La longueur de l’habitation varie en fonction de l’importance de la communauté, qui peut aller d’une dizaine à une centaine d’individus. À mesure que des familles s’ajoutent à la suite de mariages, on allonge la maison.
Chaque famille dispose de son appartement. Comment y accède-t-elle? Par une galerie ouverte sur toute la longueur du bâtiment. Une avancée du toit de chaume protège la galerie du soleil et de la pluie. Quand ils sont à la maison, les occupants passent le plus clair de leur temps dans cette galerie, rendant visite à leurs voisins ou se livrant à des travaux d’artisanat comme le tressage de paniers ou le tissage de sarongs.
Les familles cuisinent, prennent leurs repas et dorment chacune dans leur appartement. Il y a, au-dessus des appartements et de la galerie, un grenier où l’on stocke les outils agricoles et le riz. C’est là également que dorment les filles non mariées. Les garçons célibataires dorment quant à eux sur des nattes dans la galerie.
À la différence des grands immeubles des villes occidentales, ceux-ci n’ont ni salles de bains ni toilettes. On se lave à la rivière. Quant aux déchets, ils tombent à travers le plancher sur le sol situé quatre mètres plus bas, où les porcs et les poulets les font disparaître.
Les maisons souterraines
Au XIXe siècle, tandis que nombre de pionniers des États-Unis construisaient des maisons en rondins ou en terre, d’autres s’installaient sous terre. Ils creusaient un abri d’une pièce à flanc de ravin, le haut du talus servant de toit. Un tuyau de poêle perçait le plafond pour évacuer la fumée des feux de bois. Ces maisons souterraines étaient sombres, mais elles avaient l’avantage d’être chaudes en hiver. Par ailleurs, il n’était pas rare que des hommes seuls y vivent avec leurs chevaux ou leurs bœufs.

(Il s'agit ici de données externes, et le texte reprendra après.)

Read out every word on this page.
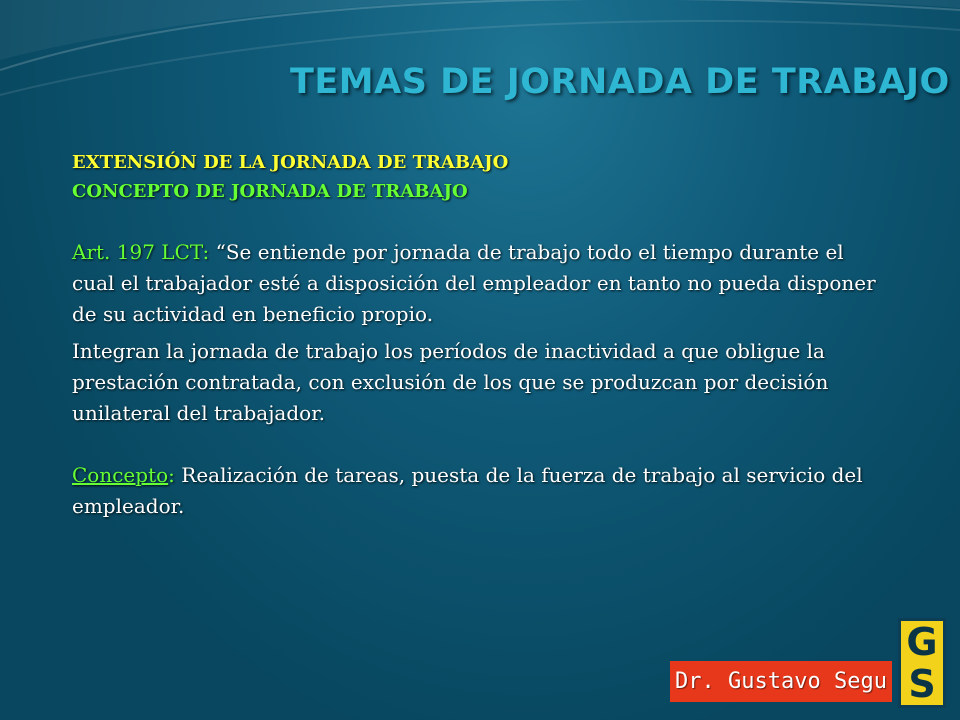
TEMAS DE JORNADA DE TRABAJO

EXTENSIÓN DE LA JORNADA DE TRABAJO

CONCEPTO DE JORNADA DE TRABAJO

Art. 197 LCT: “Se entiende por jornada de trabajo todo el tiempo durante el cual el trabajador esté a disposición del empleador en tanto no pueda disponer de su actividad en beneficio propio.

Integran la jornada de trabajo los períodos de inactividad a que obligue la prestación contratada, con exclusión de los que se produzcan por decisión unilateral del trabajador.

Concepto: Realización de tareas, puesta de la fuerza de trabajo al servicio del empleador.

Dr. Gustavo Segu
G
S
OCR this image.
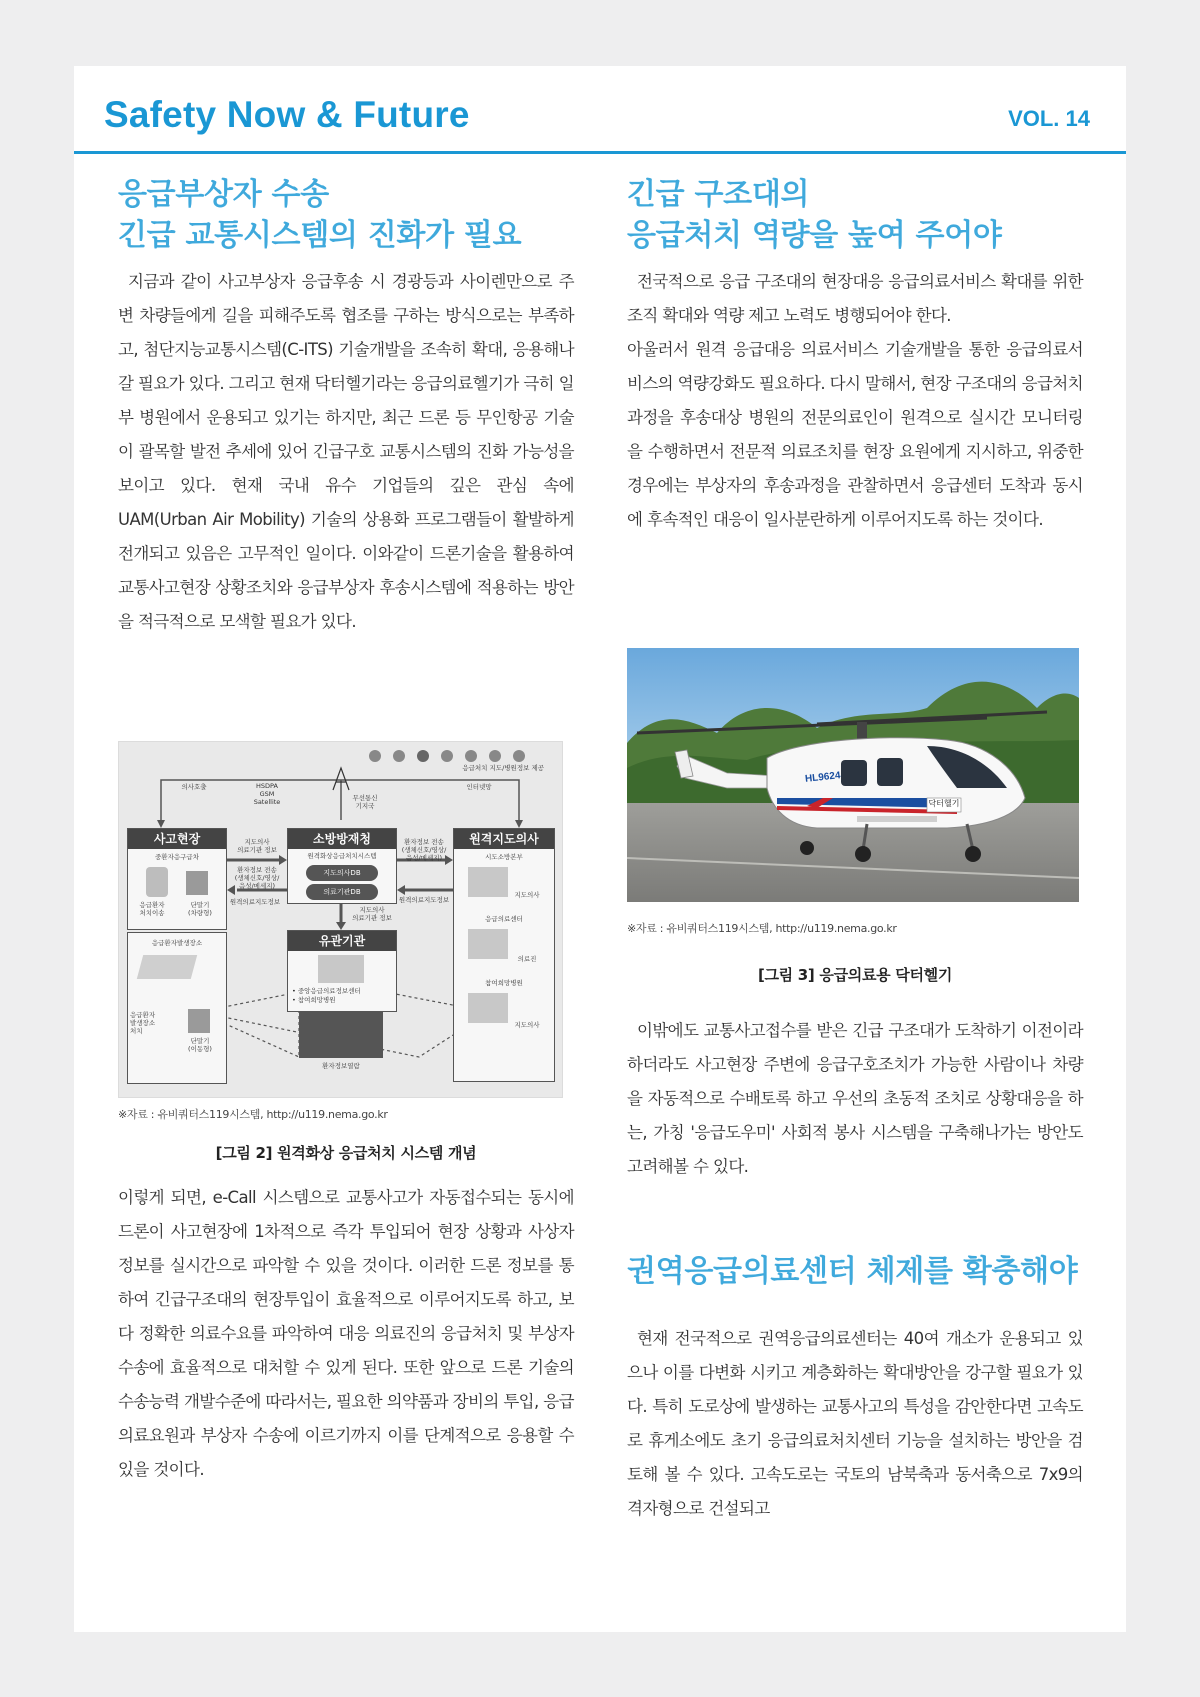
Safety Now & Future	VOL. 14
응급부상자 수송
긴급 교통시스템의 진화가 필요

지금과 같이 사고부상자 응급후송 시 경광등과 사이렌만으로 주변 차량들에게 길을 피해주도록 협조를 구하는 방식으로는 부족하고, 첨단지능교통시스템(C-ITS) 기술개발을 조속히 확대, 응용해나갈 필요가 있다. 그리고 현재 닥터헬기라는 응급의료헬기가 극히 일부 병원에서 운용되고 있기는 하지만, 최근 드론 등 무인항공 기술이 괄목할 발전 추세에 있어 긴급구호 교통시스템의 진화 가능성을 보이고 있다. 현재 국내 유수 기업들의 깊은 관심 속에 UAM(Urban Air Mobility) 기술의 상용화 프로그램들이 활발하게 전개되고 있음은 고무적인 일이다. 이와같이 드론기술을 활용하여 교통사고현장 상황조치와 응급부상자 후송시스템에 적용하는 방안을 적극적으로 모색할 필요가 있다.

응급처치 지도/병원정보 제공
의사호출	HSDPA
GSM
Satellite	무선통신
기지국
인터넷망
사고현장
중환자응구급차
응급환자
처치이송
단말기
(차량형)
응급환자발생장소
응급환자
발생장소
처치
단말기
(이동형)
소방방재청
원격화상응급처치시스템
지도의사DB
의료기관DB
지도의사
의료기관 정보
환자정보 전송
(생체신호/영상/
음성/메세지)
원격의료지도정보
환자정보 전송
(생체신호/영상/
음성/메세지)
원격의료지도정보
지도의사
의료기관 정보
유관기관
• 중앙응급의료정보센터
• 참여희망병원
환자정보열람
원격지도의사
시도소방본부
지도의사
응급의료센터
의료진
참여희망병원
지도의사
※자료 : 유비쿼터스119시스템, http://u119.nema.go.kr
[그림 2] 원격화상 응급처치 시스템 개념

이렇게 되면, e-Call 시스템으로 교통사고가 자동접수되는 동시에 드론이 사고현장에 1차적으로 즉각 투입되어 현장 상황과 사상자 정보를 실시간으로 파악할 수 있을 것이다. 이러한 드론 정보를 통하여 긴급구조대의 현장투입이 효율적으로 이루어지도록 하고, 보다 정확한 의료수요를 파악하여 대응 의료진의 응급처치 및 부상자 수송에 효율적으로 대처할 수 있게 된다. 또한 앞으로 드론 기술의 수송능력 개발수준에 따라서는, 필요한 의약품과 장비의 투입, 응급의료요원과 부상자 수송에 이르기까지 이를 단계적으로 응용할 수 있을 것이다.

긴급 구조대의
응급처치 역량을 높여 주어야

전국적으로 응급 구조대의 현장대응 응급의료서비스 확대를 위한 조직 확대와 역량 제고 노력도 병행되어야 한다.

아울러서 원격 응급대응 의료서비스 기술개발을 통한 응급의료서비스의 역량강화도 필요하다. 다시 말해서, 현장 구조대의 응급처치과정을 후송대상 병원의 전문의료인이 원격으로 실시간 모니터링을 수행하면서 전문적 의료조치를 현장 요원에게 지시하고, 위중한 경우에는 부상자의 후송과정을 관찰하면서 응급센터 도착과 동시에 후속적인 대응이 일사분란하게 이루어지도록 하는 것이다.

HL9624
닥터헬기
※자료 : 유비쿼터스119시스템, http://u119.nema.go.kr
[그림 3] 응급의료용 닥터헬기

이밖에도 교통사고접수를 받은 긴급 구조대가 도착하기 이전이라 하더라도 사고현장 주변에 응급구호조치가 가능한 사람이나 차량을 자동적으로 수배토록 하고 우선의 초동적 조치로 상황대응을 하는, 가칭 '응급도우미' 사회적 봉사 시스템을 구축해나가는 방안도 고려해볼 수 있다.

권역응급의료센터 체제를 확충해야

현재 전국적으로 권역응급의료센터는 40여 개소가 운용되고 있으나 이를 다변화 시키고 계층화하는 확대방안을 강구할 필요가 있다. 특히 도로상에 발생하는 교통사고의 특성을 감안한다면 고속도로 휴게소에도 초기 응급의료처치센터 기능을 설치하는 방안을 검토해 볼 수 있다. 고속도로는 국토의 남북축과 동서축으로 7x9의 격자형으로 건설되고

De nos jours, sur Orchid Island, près de Taiwan, les Yamis construisent toujours des maisons traditionnelles presque entièrement enterrées. Des pierres bordent les murs qui entourent le trou, et un drain empêche l’eau de remplir la maison en cas de fortes pluies. Des poutres en bois soutiennent les chevrons et le toit en chaume. Au-dessus de chaque maison, il y a une petite structure sans mur constituée d’une plate-forme légèrement surélevée et protégée par un autre toit de chaume. Cette plate-forme abritée est la pièce fraîche de la maison où l’on se réfugie pour échapper à la chaleur tropicale de midi. Mais parlons un peu de ceux dont les habitations sont entièrement enterrées.
Il y a quelques années, l’idée d’habiter des grottes est revenue au goût du jour dans une autre partie du monde. En France, dans la vallée de la Loire, un certain nombre de gens aisés trouvent la vie troglodytique à la mode. À l’intérieur de certaines grottes ont été aménagés un salon, une salle à manger et une cuisine — des pièces creusées les unes derrière les autres en s’enfonçant dans la falaise. D’autres habitations sont constituées de plusieurs grottes attenantes. Les demeures troglodytiques ont des fenêtres et une porte vitrée sur la façade pour permettre à la lumière de rentrer. Les familles qui y vivent ont dû faire des dépenses importantes pour les moderniser, y amenant l’eau courante, l’électricité et autres commodités, dont une ventilation forcée pour éviter l’humidité et la moisissure.
Sans doute les maisons que nous venons de visiter sont-elles différentes de la vôtre. Mais pour ceux qui y vivent, elles constituent leur chez-eux.